Neurologic Complications and Manifestations-
SARS-CoV-2 virus enters the nervous system by hematogenous spread or retrograde neuronal transmission via the olfactory bulb and enters neuronal and glial cells by attaching to the angiotensin-converting enzyme 2 (ACE2) receptor, widely expressed in various neuronal populations (15). A wide range of neurologic manifestations have been reported in more than a third of the Covid-19 patients, particularly those with a severe infection (16). In addition, neurologic complications, particularly cerebrovascular diseases, represent a major cause of morbidity and mortality for ECMO patients (17, 18).
All Covid-19 patients on ECMO support underwent routine neurological examination. Sixty percent of the ECMO patients developed significant neurologic complications affecting both central and peripheral nervous systems. The most common neurological complications were encephalopathy, seizures, autonomic dysfunction, and critical illness polyneuropathy (Table 5).
Encephalopathy, defined broadly as an alteration in mental status, was seen in 6 patients and can be attributed to a variety of etiologies. All 9 extubated patients can follow commands and show gradual improvement in mental status. Six patients underwent continuous electroencephalography (EEG) monitoring using leads placed into the subgaleal space. Neurologists with advanced EEG training reviewed both raw and quantitative EEG data in correlation with patients’ neurologic exam and hemodynamic parameters. All six patients showed abnormal epileptiform activity. (Figure 5) In three patients, the epileptiform activity correlated with a change in neurologic exam, and both EEG findings and neurologic exams improved after the administration of antiseizure medication. Two patients, who remain on ECMO support at the time of this report, had epileptiform activity without a clinical correlate that also resolved with antiseizure medication. Seven patients developed wide fluctuations of heart rate and blood pressure out of proportion to known stimuli that was suggestive of autonomic dysfunction. Four of these patients had poorly controlled DM rendering it difficult discern between diabetic autonomic neuropathy versus other etiology. We did not find any clinical or radiographic evidence of brain ischemia or hemorrhage in our patients. Transcranial Doppler, obtained in one patient, did not reveal any high-intensity signal transients suggestive of cerebral micro emboli. Brain MRI obtained in two of the patients with seizure activity did not show any acute intracranial finding.

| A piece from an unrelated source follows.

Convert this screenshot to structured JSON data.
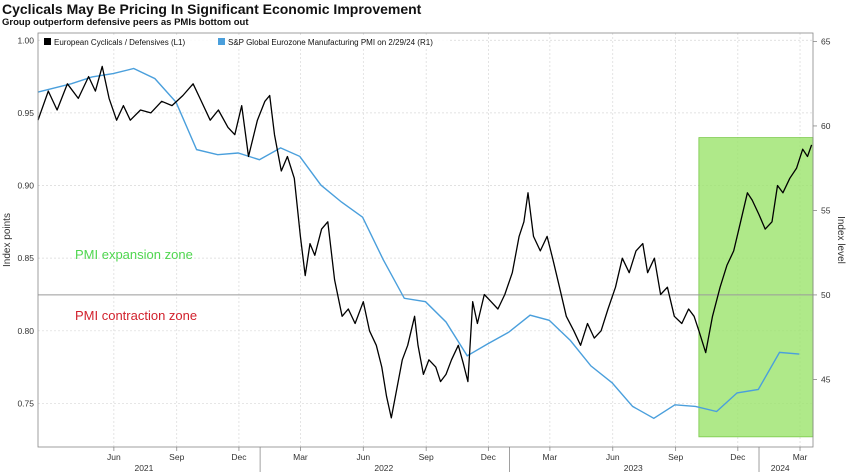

Six patients developed generalized weakness concerning for critical illness myopathy and or polyneuropathy; however, confirmatory nerve conduction and electromyographic studies were not obtained to limit provider exposure. The four patients who have been discharged from the hospital have shown continued improvement in their muscle strength. As this is a preliminary report, the patients’ functional neurologic outcome remains in evolution. Cerebral Performance Category (CPC) will be obtained during follow up visits after discharge.
The underlying mechanisms of neurological complications in Covid-19 patients is still unclear and may involve both direct and indirect effects of SARS-CoV-2 infection as part of the systemic inflammatory response. Coagulopathy, myocardial injury, and pre-morbid risk factors, such as hypertension and diabetes, may also contribute to the development of neurological complications in these patients.